ST. PETERSBURG — Gone are the days of pulling into a metered parking spot and breathing a sigh of relief when the sticker indicates it’s free on nights or weekends.
Officials have begun a multi-year process of converting downtown St. Petersburg’s metered parking spots from enforcement five days a week to seven days a week with longer hours. The latest wave of changes affects 318 meters on the blocks south of Central Avenue and north of Fifth Avenue S, from Fourth Street east over to First Street.
The meters around Bayshore Drive and Beach Drive and immediately surrounding the University of South Florida St. Petersburg campus were already seven-day meters. The city’s move eliminates most free metered night and weekend parking in the downtown core, with plans in place to add meters to nearly all unpaid parking.
The stickers on the parking meters were updated this week, St. Petersburg Director of Transportation Evan Mory said. November will be a grace period for drivers as they adjust to the new rules. Warnings will be placed on cars, but no fines will be issued until December.
For now, that leaves the two blocks near the Pinellas County courthouse and City Hall as the only ones in downtown with free night and weekend metered spots. But those, too, will eventually be converted.
“I think to the consumer who parks on a Saturday, it is a rate increase because it used to be free and now there’s a charge for it,” Mory said.
City officials said they notified businesses and residents in the area, but not everyone got the message. And many feared the change might hurt business on weekends, when, for years, people didn’t have to worry about meters.
"It’s competitive parking, but it’s the best on the weekend,” said Erin Dickerson, communications director for TeBella Tea Company on First Avenue S. “I think that will make it less likely people will venture down here for tea or a cup of coffee.”

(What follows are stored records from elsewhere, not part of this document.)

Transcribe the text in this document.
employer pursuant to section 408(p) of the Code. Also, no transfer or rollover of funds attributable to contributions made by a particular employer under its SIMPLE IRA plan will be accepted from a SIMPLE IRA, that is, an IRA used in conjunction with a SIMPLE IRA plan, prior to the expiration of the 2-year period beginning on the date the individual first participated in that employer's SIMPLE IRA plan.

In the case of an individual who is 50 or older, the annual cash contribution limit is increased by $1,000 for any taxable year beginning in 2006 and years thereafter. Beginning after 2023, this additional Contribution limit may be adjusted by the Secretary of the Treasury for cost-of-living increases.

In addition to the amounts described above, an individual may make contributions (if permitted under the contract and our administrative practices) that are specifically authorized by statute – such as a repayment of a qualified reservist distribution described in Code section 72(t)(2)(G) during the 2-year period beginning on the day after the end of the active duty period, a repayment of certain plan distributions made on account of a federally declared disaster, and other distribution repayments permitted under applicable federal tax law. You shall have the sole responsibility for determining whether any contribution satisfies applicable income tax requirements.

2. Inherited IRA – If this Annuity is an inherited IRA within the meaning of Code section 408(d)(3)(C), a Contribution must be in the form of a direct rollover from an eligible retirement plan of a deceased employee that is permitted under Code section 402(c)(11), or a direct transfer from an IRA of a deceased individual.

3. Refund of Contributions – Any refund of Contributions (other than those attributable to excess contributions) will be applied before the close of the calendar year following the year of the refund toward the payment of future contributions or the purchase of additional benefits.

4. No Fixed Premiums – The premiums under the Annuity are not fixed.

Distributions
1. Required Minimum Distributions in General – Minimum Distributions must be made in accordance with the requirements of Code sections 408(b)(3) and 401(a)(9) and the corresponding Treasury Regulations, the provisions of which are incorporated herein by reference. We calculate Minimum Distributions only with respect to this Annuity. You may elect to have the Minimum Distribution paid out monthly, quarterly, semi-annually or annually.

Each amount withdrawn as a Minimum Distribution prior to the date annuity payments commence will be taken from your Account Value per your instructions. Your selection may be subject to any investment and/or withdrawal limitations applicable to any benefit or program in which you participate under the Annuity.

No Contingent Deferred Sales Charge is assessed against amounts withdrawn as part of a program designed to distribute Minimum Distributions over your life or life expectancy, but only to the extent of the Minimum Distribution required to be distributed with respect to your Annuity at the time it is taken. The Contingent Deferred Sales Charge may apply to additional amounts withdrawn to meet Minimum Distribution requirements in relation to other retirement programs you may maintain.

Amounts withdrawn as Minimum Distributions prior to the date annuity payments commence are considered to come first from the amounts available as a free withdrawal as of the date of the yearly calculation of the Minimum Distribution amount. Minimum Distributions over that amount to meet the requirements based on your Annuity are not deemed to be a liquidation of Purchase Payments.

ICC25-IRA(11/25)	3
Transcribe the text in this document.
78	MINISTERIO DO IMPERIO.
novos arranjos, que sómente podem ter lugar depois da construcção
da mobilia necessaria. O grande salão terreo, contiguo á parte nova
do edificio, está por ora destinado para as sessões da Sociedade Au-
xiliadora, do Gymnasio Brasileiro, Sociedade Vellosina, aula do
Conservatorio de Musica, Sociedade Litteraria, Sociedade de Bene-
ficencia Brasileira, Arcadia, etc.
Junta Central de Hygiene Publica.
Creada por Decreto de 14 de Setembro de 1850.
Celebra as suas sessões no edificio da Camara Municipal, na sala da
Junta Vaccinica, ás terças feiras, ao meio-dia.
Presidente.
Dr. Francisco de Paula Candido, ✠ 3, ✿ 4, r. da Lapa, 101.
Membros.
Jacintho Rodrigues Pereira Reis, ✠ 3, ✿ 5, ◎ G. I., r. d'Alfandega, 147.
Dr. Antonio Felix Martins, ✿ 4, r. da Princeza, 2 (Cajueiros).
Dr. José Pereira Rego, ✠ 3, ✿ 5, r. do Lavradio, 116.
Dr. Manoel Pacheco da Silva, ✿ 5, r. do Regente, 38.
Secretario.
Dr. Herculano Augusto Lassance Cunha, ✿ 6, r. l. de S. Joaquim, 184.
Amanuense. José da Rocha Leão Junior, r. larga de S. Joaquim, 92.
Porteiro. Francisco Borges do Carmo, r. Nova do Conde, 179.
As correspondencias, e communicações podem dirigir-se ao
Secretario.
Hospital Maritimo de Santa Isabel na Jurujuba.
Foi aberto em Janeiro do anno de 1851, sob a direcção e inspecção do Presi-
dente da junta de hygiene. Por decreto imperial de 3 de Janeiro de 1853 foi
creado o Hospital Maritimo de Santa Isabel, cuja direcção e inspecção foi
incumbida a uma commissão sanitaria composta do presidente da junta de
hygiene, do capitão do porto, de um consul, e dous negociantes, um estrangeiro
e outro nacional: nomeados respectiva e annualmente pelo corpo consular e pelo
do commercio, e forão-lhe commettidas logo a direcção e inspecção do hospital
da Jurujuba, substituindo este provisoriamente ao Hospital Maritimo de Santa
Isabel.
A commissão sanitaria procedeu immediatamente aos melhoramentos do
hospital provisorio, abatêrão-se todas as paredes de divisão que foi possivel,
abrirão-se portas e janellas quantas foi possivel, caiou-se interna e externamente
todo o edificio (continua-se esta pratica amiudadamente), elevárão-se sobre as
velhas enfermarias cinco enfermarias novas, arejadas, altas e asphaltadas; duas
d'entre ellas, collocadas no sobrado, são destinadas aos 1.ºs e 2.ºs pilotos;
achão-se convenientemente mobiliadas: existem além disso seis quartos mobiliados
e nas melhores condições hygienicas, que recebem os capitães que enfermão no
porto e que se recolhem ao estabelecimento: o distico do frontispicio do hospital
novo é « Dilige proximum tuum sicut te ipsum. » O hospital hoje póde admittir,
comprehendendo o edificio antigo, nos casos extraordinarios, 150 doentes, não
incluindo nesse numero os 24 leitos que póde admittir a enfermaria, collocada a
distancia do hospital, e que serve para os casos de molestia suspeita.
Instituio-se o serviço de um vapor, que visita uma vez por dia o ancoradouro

The changes are based on a 2016 city parking study, which recommended more metered spots throughout St. Petersburg, all enforced until midnight Monday through Saturday and 8 p.m. on Sunday.
“That has been intentional and likely will be completed in the next few years,” Mory said. “But to the point of getting all downtown spaces being metered seven days a week ... I don’t see that happening for a long time. That’s not really in the cards.”
The St. Petersburg parking system in 2016 consisted of more than 21,000 spaces supporting a population of about 252,000 residents and 4.7 million annual visitors, the study found.
As the city grows, so do its parking demands. Managing parking — and asking people to pay for it — is part of having a vibrant downtown, Mory said.
“People realize we’re a very busy downtown,” Mory said. “It’s not the downtown we were 15 years ago.”
At the communal work space Station House, 260 First Ave. S, community coordinator Nick Gavulic said he didn’t know about the changes until they happened and will miss the free parking. The building houses TeBella and another restaurant, Ichicoro Ane, and hosts many night and weekend events.
The previous parking situation was "was awesome,” Gavulic said. “On the weekend you could park anywhere and it gave you the freedom to explore. It’s definitely going inhibit kind of going around and pulling into any spot.”
The city study also calls for adding meters over the next few years to existing free parking spots, some of which have two-hour time limits. These changes would add meters north of Second Avenue S between Second Street and Beach Drive, and on most of the blocks on Central Avenue and First Avenue S between Martin Luther King Jr. Street and Fourth Street. The spots in the Edge District west of King Street will remain unpaid spots with a two-hour time limited.
"Good,” said Jorge Banuellos, a bartender at Gratzzi Italian Grille on Second Street S. He said he thinks having meters in those spots is better than the current practice of chalking tires and doesn’t think meters are a problem now that they accept debit and credit cards.
Rodney Contreras, Gratzzi’s manager, disagrees. “I think they’re just trying to rip off the people down here,” he said.
Banuellos, who bartends nights and weekends along the affected area, said the true test will come this winter during Florida’s tourist season.
“Once the snowbirds get here,” he said, "we’ll know if it works for us.”